Special Seminar Wednesday, February 19


Hoyong Chung, Ph.D.
Postdoctoral Scholar
California Institute of Technology


Chemistry and Applications of Biologically-Inspired and Bio-Derived Polymers


Polymer science and biomedical science are inseparable fields. It is amazing to look at the recent advances in polymer science being used for various biomedical applications, however, there are still many remaining aspects to be learned from nature. Among many recent bio-inspired materials, bio-adhesives are gaining extensive interest in the bio-polymer community. One example is the polymers used by marine organisms such as mussels. The key feature of mussels-inspired adhesives is strong adhesion in water. The wet adhesion properties are derived from a special amino acid, 3,4-dihydroxylphenylalanine (DOPA). This DOPA moiety was thus integrated into various artificial polymers as a way to overcome the limitations of current artificial adhesives, namely their poor wet adhesion properties. The strong wet adhesion can be applied to biomedical adhesives because the human body is composed of 60% water. A new pressure sensitive adhesive was also developed from DOPA containing polymers that was combined with microfibrillar structures inspired from Gecko’s feet. The new pressure sensitive adhesive showed excellent repeatable dry/wet adhesion. The DOPA containing adhesive’s chemical structure-property relation, viscoelasticity, coating technique and aging have been extensively studied to enhance the material’s adhesion properties.
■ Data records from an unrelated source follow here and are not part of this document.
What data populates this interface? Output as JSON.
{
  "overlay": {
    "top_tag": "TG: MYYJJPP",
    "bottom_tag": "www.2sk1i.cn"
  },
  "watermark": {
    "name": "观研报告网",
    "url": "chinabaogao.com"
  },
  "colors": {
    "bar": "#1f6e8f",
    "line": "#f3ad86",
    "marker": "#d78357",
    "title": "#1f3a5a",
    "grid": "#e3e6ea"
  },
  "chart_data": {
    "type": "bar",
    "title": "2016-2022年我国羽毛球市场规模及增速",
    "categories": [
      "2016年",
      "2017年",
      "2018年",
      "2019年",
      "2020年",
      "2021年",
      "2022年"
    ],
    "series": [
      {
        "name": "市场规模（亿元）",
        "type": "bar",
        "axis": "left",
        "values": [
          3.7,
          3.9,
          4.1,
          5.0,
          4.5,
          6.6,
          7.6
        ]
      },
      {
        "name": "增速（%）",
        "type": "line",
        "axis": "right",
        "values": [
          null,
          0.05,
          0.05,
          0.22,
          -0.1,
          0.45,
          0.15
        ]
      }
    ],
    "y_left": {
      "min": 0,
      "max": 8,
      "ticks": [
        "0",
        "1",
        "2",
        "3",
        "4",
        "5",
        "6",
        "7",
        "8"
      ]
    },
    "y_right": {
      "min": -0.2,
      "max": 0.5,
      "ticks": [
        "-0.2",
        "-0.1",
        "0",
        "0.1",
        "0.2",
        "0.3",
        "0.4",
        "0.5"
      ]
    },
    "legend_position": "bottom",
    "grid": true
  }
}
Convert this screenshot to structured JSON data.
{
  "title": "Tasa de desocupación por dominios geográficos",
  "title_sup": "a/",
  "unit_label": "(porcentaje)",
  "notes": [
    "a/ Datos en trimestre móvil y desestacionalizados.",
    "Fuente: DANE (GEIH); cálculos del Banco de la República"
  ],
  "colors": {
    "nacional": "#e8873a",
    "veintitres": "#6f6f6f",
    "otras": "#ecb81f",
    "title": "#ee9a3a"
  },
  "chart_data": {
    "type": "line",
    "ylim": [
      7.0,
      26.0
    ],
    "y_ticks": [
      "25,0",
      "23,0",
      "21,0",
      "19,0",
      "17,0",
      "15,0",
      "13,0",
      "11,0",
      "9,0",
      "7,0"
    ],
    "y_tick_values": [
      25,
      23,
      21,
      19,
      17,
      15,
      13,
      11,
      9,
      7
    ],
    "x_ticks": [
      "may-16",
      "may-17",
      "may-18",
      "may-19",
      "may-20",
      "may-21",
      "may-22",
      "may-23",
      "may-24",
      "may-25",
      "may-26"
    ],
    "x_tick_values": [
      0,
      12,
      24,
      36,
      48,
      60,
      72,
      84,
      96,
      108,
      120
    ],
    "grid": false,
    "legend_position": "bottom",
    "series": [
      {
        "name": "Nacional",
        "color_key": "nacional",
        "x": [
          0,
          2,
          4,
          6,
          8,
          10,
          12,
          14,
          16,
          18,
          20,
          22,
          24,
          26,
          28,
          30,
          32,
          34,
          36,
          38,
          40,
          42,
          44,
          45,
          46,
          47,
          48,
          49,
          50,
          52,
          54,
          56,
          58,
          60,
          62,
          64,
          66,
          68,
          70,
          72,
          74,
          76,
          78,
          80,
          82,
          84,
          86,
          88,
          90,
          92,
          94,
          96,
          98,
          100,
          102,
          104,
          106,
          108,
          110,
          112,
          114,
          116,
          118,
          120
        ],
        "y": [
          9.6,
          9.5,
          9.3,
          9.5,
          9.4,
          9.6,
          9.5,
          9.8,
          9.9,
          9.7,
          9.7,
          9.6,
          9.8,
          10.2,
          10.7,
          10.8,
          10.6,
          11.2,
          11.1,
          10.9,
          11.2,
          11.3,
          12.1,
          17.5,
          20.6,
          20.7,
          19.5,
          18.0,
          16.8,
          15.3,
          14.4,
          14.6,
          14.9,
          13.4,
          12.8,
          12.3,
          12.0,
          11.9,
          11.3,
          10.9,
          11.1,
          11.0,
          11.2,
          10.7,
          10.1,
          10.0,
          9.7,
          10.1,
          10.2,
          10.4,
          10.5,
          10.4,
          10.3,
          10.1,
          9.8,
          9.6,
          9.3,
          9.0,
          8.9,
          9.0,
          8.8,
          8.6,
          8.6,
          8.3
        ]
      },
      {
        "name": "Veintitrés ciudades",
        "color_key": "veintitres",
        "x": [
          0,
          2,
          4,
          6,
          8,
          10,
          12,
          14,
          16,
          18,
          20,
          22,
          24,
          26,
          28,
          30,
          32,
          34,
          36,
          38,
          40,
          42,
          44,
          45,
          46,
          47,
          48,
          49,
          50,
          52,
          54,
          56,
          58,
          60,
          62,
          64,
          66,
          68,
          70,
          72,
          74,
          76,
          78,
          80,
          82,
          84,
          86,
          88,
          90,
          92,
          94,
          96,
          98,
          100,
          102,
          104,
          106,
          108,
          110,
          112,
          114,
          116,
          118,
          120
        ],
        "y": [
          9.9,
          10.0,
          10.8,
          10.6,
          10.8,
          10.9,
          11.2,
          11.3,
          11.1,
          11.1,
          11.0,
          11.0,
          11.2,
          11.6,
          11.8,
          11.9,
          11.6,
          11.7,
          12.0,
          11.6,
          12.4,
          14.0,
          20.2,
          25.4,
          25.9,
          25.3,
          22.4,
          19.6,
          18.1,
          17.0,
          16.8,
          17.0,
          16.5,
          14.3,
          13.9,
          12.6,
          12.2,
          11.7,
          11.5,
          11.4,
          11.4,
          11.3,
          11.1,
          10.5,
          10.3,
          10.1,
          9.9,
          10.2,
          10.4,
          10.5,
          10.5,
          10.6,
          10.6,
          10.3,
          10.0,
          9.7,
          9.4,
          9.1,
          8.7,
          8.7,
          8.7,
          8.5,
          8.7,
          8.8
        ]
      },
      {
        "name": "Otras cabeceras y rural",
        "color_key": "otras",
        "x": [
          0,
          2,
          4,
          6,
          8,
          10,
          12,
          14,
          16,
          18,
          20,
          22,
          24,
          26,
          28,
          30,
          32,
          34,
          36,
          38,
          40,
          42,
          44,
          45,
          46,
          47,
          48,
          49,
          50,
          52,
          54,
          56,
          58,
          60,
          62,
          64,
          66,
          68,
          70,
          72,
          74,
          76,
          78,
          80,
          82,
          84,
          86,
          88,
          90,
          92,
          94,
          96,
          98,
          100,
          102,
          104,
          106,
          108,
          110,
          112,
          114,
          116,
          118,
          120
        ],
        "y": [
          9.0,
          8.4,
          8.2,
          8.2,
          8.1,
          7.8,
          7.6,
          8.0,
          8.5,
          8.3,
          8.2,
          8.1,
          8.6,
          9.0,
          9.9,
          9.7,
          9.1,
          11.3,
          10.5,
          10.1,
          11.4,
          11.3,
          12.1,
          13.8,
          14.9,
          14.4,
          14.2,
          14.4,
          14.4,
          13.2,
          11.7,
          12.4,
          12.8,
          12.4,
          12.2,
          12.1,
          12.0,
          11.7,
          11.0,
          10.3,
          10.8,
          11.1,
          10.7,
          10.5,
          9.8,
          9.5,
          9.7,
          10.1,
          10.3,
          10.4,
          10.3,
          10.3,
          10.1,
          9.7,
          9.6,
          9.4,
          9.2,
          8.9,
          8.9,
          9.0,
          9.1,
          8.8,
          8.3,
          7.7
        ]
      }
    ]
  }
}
Lignin is the second most abundant biopolymer derived from plants, and it is a major byproduct from pulp and paper production. However, lignin’s utility is limited because of its complex chemical structure, low reactivity, poor processability and variability depending on source and extraction method. Therefore, new methods of lignin modification are required to use lignin productively for commodity materials. A Lewis-acid-catalyzed modification was developed to copolymerize the lignin with petroleum-derived polymers. Many state of the art methods, such as controlled radical polymerization and click chemistry, were successfully performed to integrate lignin and the synthetic polymers. The prepared lignin-based polymers showed enhanced mechanical properties in many aspects and can be a promising renewable and sustainable biomaterials.

Brief Bio:

Hoyong Chung has been a postdoctoral scholar in Prof. Robert H. Grubbs’ group at the California Institute of Technology since 2011. Before arriving at Caltech, Hoyong completed his Ph.D. in Chemistry at Carnegie Mellon University. His research experience includes the synthesis and appropriate characterization of bio-inspired medical adhesives, medically applied temperature sensitive polymers to remove ophthalmological impurities, targeted microbubbles for kidney stone fragmentation, Ru-based olefin metathesis polymerization catalysts and chemical modification to lignin-based biopolymers. His combined research experience is highly interdisciplinary including aspects of mechanical engineering, clinical medical practice, material science and bio-medical engineering. Although his initial background is in polymer synthesis, he proactively developed various practical engineering skills to optimize the performance of new polymeric materials. His capability as a practical interdisciplinary polymer chemist was proved by 5 patents and 13 peer-reviewed journal publications. He has also mentored four undergraduate students while at Caltech and Carnegie Mellon University. He wishes to continue his research to develop new biomedical polymers relevant to human health.